CVRTAIN Employee: Have you ever had a VR experience before?

Me: Not really.

CVRTAIN Employee: It’s okay. This was my first, too.

As the above exchange illustrates, the people working at CVRTAIN are extremely nice. They welcome you in, explain what’s going to happen, and guide you around like you’re a star. And really, you are. CVRTAIN is a VR experience in which you put on a headset and stand center stage in a huge theater in front of an audience of thousands. The theater and audience are virtual, but your actions, aided by two sensors that act as hands, produce seemingly real responses. A curtsey for the audience – nothing. A rousing wave of the hand – thunderous applause. For the approximately five minutes that I stood before them, I got to explore what would elicit what. I also got to experience the stage fright I always feel if I have to do things in front of a large group of people. I knew my virtual audience wouldn’t really be judging me, but I also knew there were actual human beings who might, including the employee who had put my headset on and handed me my hands. So my gestures ended up being small. The employee still treated me like a star afterwards. He said he loved how gentle I was. It made me feel a little better.

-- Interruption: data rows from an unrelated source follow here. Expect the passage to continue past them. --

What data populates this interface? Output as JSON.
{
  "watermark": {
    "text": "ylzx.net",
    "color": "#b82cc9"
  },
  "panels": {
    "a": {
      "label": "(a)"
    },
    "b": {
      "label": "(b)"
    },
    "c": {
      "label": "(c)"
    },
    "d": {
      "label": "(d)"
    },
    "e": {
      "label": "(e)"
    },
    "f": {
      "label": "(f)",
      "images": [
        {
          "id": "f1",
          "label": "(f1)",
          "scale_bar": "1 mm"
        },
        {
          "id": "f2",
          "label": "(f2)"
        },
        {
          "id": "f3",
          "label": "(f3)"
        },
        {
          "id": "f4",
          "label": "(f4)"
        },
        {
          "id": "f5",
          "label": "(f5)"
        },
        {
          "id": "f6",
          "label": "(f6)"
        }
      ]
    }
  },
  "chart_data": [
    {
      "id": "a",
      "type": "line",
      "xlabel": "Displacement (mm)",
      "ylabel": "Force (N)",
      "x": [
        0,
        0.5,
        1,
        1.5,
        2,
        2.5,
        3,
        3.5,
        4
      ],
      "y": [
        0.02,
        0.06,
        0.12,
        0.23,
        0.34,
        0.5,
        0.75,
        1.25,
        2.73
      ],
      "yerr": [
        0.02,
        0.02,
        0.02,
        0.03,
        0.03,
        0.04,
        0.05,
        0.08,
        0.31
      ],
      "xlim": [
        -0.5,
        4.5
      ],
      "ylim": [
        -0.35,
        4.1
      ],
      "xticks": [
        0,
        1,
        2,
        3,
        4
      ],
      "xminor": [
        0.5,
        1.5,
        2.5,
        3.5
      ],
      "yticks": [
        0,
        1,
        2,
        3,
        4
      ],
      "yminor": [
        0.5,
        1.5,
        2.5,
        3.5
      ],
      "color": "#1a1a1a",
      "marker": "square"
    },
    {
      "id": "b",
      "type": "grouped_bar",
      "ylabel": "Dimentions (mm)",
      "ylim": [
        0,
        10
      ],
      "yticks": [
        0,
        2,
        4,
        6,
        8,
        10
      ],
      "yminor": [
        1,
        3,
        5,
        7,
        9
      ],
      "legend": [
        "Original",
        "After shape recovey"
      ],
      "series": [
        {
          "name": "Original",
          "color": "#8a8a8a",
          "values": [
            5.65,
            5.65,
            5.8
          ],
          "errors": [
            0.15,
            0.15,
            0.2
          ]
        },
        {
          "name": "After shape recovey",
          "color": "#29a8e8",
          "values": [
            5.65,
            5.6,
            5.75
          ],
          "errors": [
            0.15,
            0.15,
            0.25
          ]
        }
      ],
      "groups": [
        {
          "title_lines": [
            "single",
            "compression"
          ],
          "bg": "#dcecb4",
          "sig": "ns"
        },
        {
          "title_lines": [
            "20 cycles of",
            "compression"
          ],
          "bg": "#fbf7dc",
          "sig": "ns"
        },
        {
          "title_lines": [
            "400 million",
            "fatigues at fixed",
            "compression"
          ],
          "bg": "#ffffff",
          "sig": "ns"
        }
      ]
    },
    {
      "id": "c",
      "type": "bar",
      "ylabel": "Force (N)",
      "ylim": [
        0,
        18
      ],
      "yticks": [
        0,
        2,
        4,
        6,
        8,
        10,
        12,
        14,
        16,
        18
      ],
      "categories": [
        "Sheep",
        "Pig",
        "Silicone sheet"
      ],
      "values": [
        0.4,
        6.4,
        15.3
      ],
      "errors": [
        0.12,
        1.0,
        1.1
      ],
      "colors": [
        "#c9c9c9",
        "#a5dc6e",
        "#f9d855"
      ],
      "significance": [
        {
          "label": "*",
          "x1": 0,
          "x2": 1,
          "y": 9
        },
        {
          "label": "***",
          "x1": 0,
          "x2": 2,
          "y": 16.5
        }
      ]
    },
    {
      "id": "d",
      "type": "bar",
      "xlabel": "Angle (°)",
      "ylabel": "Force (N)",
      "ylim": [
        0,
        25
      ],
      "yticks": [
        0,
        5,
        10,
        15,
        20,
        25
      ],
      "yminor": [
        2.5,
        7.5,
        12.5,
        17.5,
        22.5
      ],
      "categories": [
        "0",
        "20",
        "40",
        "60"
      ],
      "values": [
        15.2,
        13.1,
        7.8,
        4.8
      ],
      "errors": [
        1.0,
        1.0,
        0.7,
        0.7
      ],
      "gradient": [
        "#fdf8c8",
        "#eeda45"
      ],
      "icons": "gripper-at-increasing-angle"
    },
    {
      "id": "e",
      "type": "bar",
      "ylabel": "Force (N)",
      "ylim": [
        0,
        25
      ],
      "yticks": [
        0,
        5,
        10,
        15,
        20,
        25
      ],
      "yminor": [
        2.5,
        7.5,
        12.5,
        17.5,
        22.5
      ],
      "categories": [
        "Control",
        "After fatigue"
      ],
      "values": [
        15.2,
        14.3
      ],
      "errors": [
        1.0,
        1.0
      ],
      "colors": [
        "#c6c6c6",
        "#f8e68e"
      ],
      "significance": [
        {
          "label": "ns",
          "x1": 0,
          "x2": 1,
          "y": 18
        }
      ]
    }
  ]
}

Then it was my friend’s turn, and it was astounding to watch from the other side. We’re encouraged to walk around and watch the others going through the experience—there are three theater-like booths and so up to three people to watch at any time. In the simulation, a virtual curtain had parted to reveal my virtual audience. When I watched my friend, I was surprised to learn that an actual curtain parted to reveal her, too. She was presented like an actor, and she had a real audience in addition to her virtual one. My friend is a performer and was much less gentle in her movements than I knew to be, and I heard how well her audience reacted to her bolder presentation. And then I got to see how she reacted to their reactions—thinking she was alone with these unreal people, her reactions were so unedited and free. It was riveting to watch strangers, too, to see what a range of people would do when they were on an obvious fake stage and a less obvious real one. I was a voyeur without consequence, seeing people trying out a technology often new to them, all of us stepping into roles with which we were not familiar.